Il a bien pris garde de les diffuser, ces informations, car même si je suis un fidèle lecteur de tout ce qui s’écrit au Québec (à l’exception bien sûr du Journal de Montréal !), il est difficile de croire que les syndicats seraient entrés d’une quelconque manière dans une période idyllique.

Ce qui, au contraire, fait maintenant le quotidien des syndicats, ce sont plutôt des luttes pour préserver le vieux gagné, pour empêcher des fermetures avec des reculs toujours plus importants dans les dispositions des conventions collectives.

Le film qui joue plutôt ces temps-ci nous montre une raffinerie qui ferme d’une curieuse manière, une entreprise, Électrolux, qui, après plus de 100 ans, annonce en anglais à ses 1300 employés qu’elle s’apprête à quitter pour des cieux plus payants.

Sans parler de ces travailleurs qu’on a mis à genoux chez Olymel, avec un chantage au déménagement dans les plaines de l’Ouest et grâce aux bons soins de ce cher Lucien Bouchard.

Et si on évoquait le cas du Journal de Québec ? Et celui du Journal de Montréal ? Me Munn fait de Vidéotron une locomotive. Faut-il lui rappeler qu’elle roule encore avec l’argent public de la Caisse de dépôt, la locomotive en question ? Je crois me souvenir que, lorsqu’il était négociateur en chef de la CSN lors du funeste épisode des décrets, en 1982, la lucidité de Me Munn se portait mieux.

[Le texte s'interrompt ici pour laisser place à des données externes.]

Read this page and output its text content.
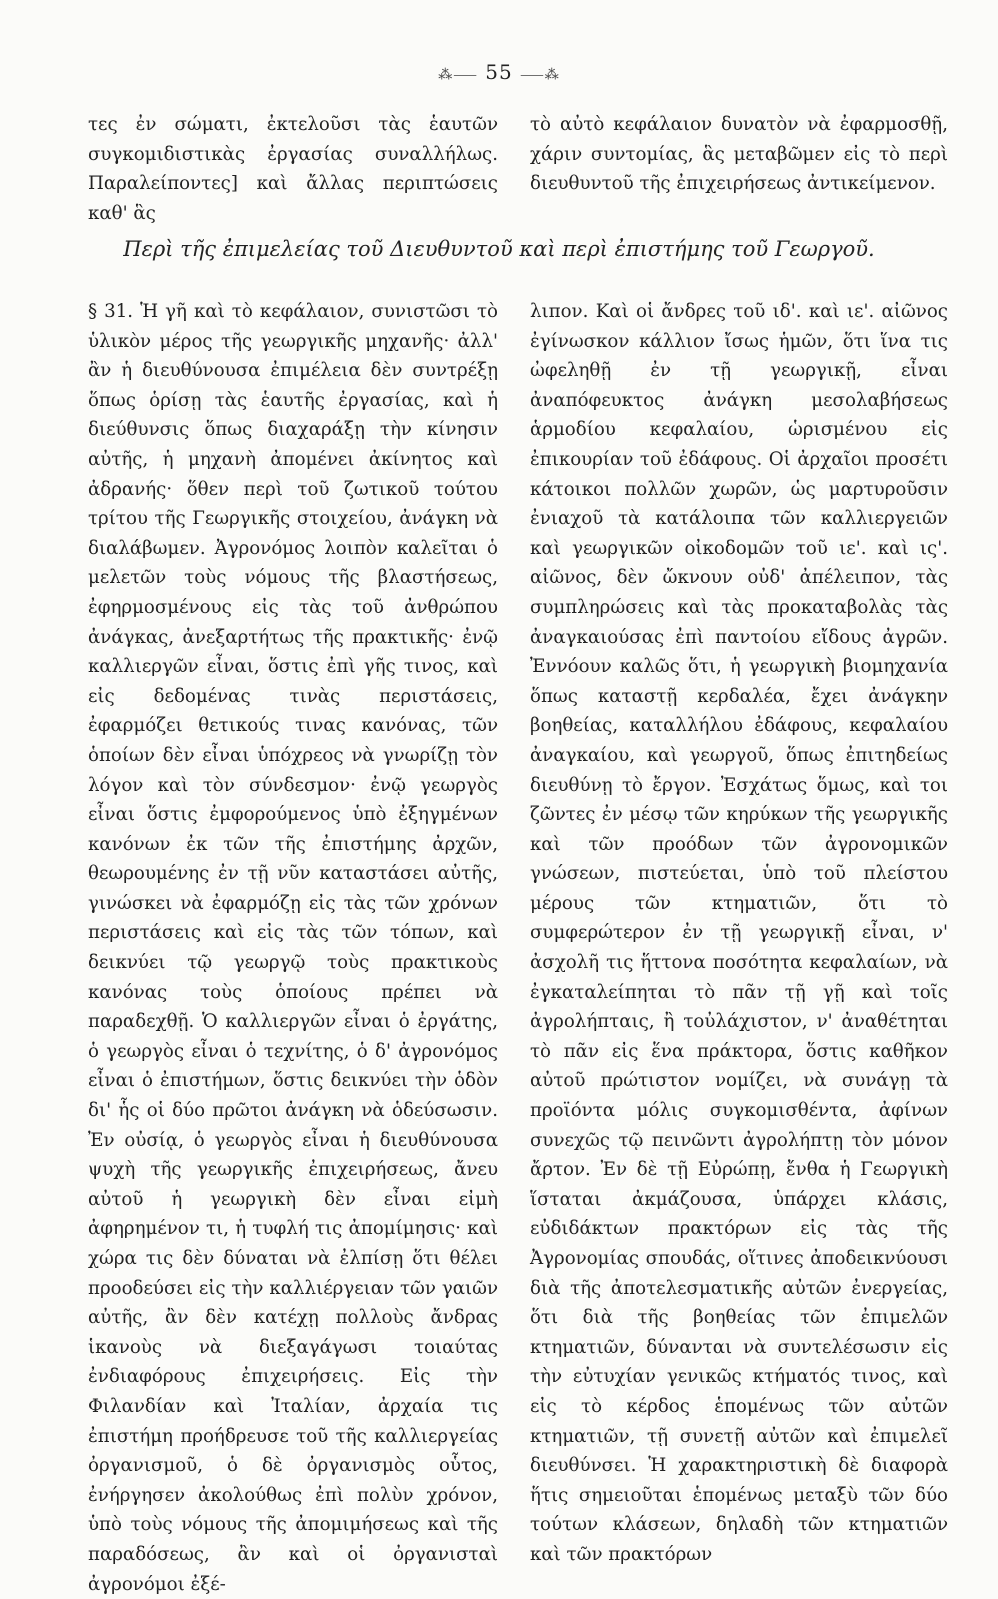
⁂⸺ 55 ⸺⁂

τες ἐν σώματι, ἐκτελοῦσι τὰς ἑαυτῶν συγκομιδιστικὰς ἐργασίας συναλλήλως. Παραλείποντες] καὶ ἄλλας περιπτώσεις καθ' ἃς

τὸ αὐτὸ κεφάλαιον δυνατὸν νὰ ἐφαρμοσθῇ, χάριν συντομίας, ἃς μεταβῶμεν εἰς τὸ περὶ διευθυντοῦ τῆς ἐπιχειρήσεως ἀντικείμενον.

Περὶ τῆς ἐπιμελείας τοῦ Διευθυντοῦ καὶ περὶ ἐπιστήμης τοῦ Γεωργοῦ.

§ 31. Ἡ γῆ καὶ τὸ κεφάλαιον, συνιστῶσι τὸ ὑλικὸν μέρος τῆς γεωργικῆς μηχανῆς· ἀλλ' ἂν ἡ διευθύνουσα ἐπιμέλεια δὲν συντρέξῃ ὅπως ὁρίσῃ τὰς ἑαυτῆς ἐργασίας, καὶ ἡ διεύθυνσις ὅπως διαχαράξῃ τὴν κίνησιν αὐτῆς, ἡ μηχανὴ ἀπομένει ἀκίνητος καὶ ἀδρανής· ὅθεν περὶ τοῦ ζωτικοῦ τούτου τρίτου τῆς Γεωργικῆς στοιχείου, ἀνάγκη νὰ διαλάβωμεν. Ἀγρονόμος λοιπὸν καλεῖται ὁ μελετῶν τοὺς νόμους τῆς βλαστήσεως, ἐφηρμοσμένους εἰς τὰς τοῦ ἀνθρώπου ἀνάγκας, ἀνεξαρτήτως τῆς πρακτικῆς· ἐνῷ καλλιεργῶν εἶναι, ὅστις ἐπὶ γῆς τινος, καὶ εἰς δεδομένας τινὰς περιστάσεις, ἐφαρμόζει θετικούς τινας κανόνας, τῶν ὁποίων δὲν εἶναι ὑπόχρεος νὰ γνωρίζῃ τὸν λόγον καὶ τὸν σύνδεσμον· ἐνῷ γεωργὸς εἶναι ὅστις ἐμφορούμενος ὑπὸ ἐξηγμένων κανόνων ἐκ τῶν τῆς ἐπιστήμης ἀρχῶν, θεωρουμένης ἐν τῇ νῦν καταστάσει αὐτῆς, γινώσκει νὰ ἐφαρμόζῃ εἰς τὰς τῶν χρόνων περιστάσεις καὶ εἰς τὰς τῶν τόπων, καὶ δεικνύει τῷ γεωργῷ τοὺς πρακτικοὺς κανόνας τοὺς ὁποίους πρέπει νὰ παραδεχθῇ. Ὁ καλλιεργῶν εἶναι ὁ ἐργάτης, ὁ γεωργὸς εἶναι ὁ τεχνίτης, ὁ δ' ἀγρονόμος εἶναι ὁ ἐπιστήμων, ὅστις δεικνύει τὴν ὁδὸν δι' ἧς οἱ δύο πρῶτοι ἀνάγκη νὰ ὁδεύσωσιν. Ἐν οὐσίᾳ, ὁ γεωργὸς εἶναι ἡ διευθύνουσα ψυχὴ τῆς γεωργικῆς ἐπιχειρήσεως, ἄνευ αὐτοῦ ἡ γεωργικὴ δὲν εἶναι εἰμὴ ἀφηρημένον τι, ἡ τυφλή τις ἀπομίμησις· καὶ χώρα τις δὲν δύναται νὰ ἐλπίσῃ ὅτι θέλει προοδεύσει εἰς τὴν καλλιέργειαν τῶν γαιῶν αὐτῆς, ἂν δὲν κατέχῃ πολλοὺς ἄνδρας ἱκανοὺς νὰ διεξαγάγωσι τοιαύτας ἐνδιαφόρους ἐπιχειρήσεις. Εἰς τὴν Φιλανδίαν καὶ Ἰταλίαν, ἀρχαία τις ἐπιστήμη προήδρευσε τοῦ τῆς καλλιεργείας ὀργανισμοῦ, ὁ δὲ ὀργανισμὸς οὗτος, ἐνήργησεν ἀκολούθως ἐπὶ πολὺν χρόνον, ὑπὸ τοὺς νόμους τῆς ἀπομιμήσεως καὶ τῆς παραδόσεως, ἂν καὶ οἱ ὀργανισταὶ ἀγρονόμοι ἐξέ-

λιπον. Καὶ οἱ ἄνδρες τοῦ ιδ'. καὶ ιε'. αἰῶνος ἐγίνωσκον κάλλιον ἴσως ἡμῶν, ὅτι ἵνα τις ὠφεληθῇ ἐν τῇ γεωργικῇ, εἶναι ἀναπόφευκτος ἀνάγκη μεσολαβήσεως ἁρμοδίου κεφαλαίου, ὡρισμένου εἰς ἐπικουρίαν τοῦ ἐδάφους. Οἱ ἀρχαῖοι προσέτι κάτοικοι πολλῶν χωρῶν, ὡς μαρτυροῦσιν ἐνιαχοῦ τὰ κατάλοιπα τῶν καλλιεργειῶν καὶ γεωργικῶν οἰκοδομῶν τοῦ ιε'. καὶ ις'. αἰῶνος, δὲν ὤκνουν οὐδ' ἀπέλειπον, τὰς συμπληρώσεις καὶ τὰς προκαταβολὰς τὰς ἀναγκαιούσας ἐπὶ παντοίου εἴδους ἀγρῶν. Ἐννόουν καλῶς ὅτι, ἡ γεωργικὴ βιομηχανία ὅπως καταστῇ κερδαλέα, ἔχει ἀνάγκην βοηθείας, καταλλήλου ἐδάφους, κεφαλαίου ἀναγκαίου, καὶ γεωργοῦ, ὅπως ἐπιτηδείως διευθύνῃ τὸ ἔργον. Ἐσχάτως ὅμως, καὶ τοι ζῶντες ἐν μέσῳ τῶν κηρύκων τῆς γεωργικῆς καὶ τῶν προόδων τῶν ἀγρονομικῶν γνώσεων, πιστεύεται, ὑπὸ τοῦ πλείστου μέρους τῶν κτηματιῶν, ὅτι τὸ συμφερώτερον ἐν τῇ γεωργικῇ εἶναι, ν' ἀσχολῆ τις ἥττονα ποσότητα κεφαλαίων, νὰ ἐγκαταλείπηται τὸ πᾶν τῇ γῇ καὶ τοῖς ἀγρολήπταις, ἢ τοὐλάχιστον, ν' ἀναθέτηται τὸ πᾶν εἰς ἕνα πράκτορα, ὅστις καθῆκον αὐτοῦ πρώτιστον νομίζει, νὰ συνάγῃ τὰ προϊόντα μόλις συγκομισθέντα, ἀφίνων συνεχῶς τῷ πεινῶντι ἀγρολήπτῃ τὸν μόνον ἄρτον. Ἐν δὲ τῇ Εὐρώπῃ, ἔνθα ἡ Γεωργικὴ ἵσταται ἀκμάζουσα, ὑπάρχει κλάσις, εὐδιδάκτων πρακτόρων εἰς τὰς τῆς Ἀγρονομίας σπουδάς, οἵτινες ἀποδεικνύουσι διὰ τῆς ἀποτελεσματικῆς αὐτῶν ἐνεργείας, ὅτι διὰ τῆς βοηθείας τῶν ἐπιμελῶν κτηματιῶν, δύνανται νὰ συντελέσωσιν εἰς τὴν εὐτυχίαν γενικῶς κτήματός τινος, καὶ εἰς τὸ κέρδος ἑπομένως τῶν αὐτῶν κτηματιῶν, τῇ συνετῇ αὐτῶν καὶ ἐπιμελεῖ διευθύνσει. Ἡ χαρακτηριστικὴ δὲ διαφορὰ ἥτις σημειοῦται ἑπομένως μεταξὺ τῶν δύο τούτων κλάσεων, δηλαδὴ τῶν κτηματιῶν καὶ τῶν πρακτόρων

Il fut une époque, qu’on croyait révolue pourtant, où les propriétaires et leurs hommes liges rêvaient de voir les travailleurs dans une posture idéale à leurs yeux : à genoux dans la gravelle, taillables et corvéables à merci.

Des progrès ont été réalisés depuis. Mais il s’en trouve encore pour soutenir qu’en grève ou en lock-out, un travailleur ne peut avoir qu’une seule perspective : se laisser mourir de faim. Avec des positions de la sorte, nul doute que Me Munn saura recruter de nouveaux clients. Quelqu’un pourrait lui filer le numéro de téléphone de PKP ? Me semble qu’ils sont faits pour s’entendre. Sur le dos des travailleurs, comme de raison.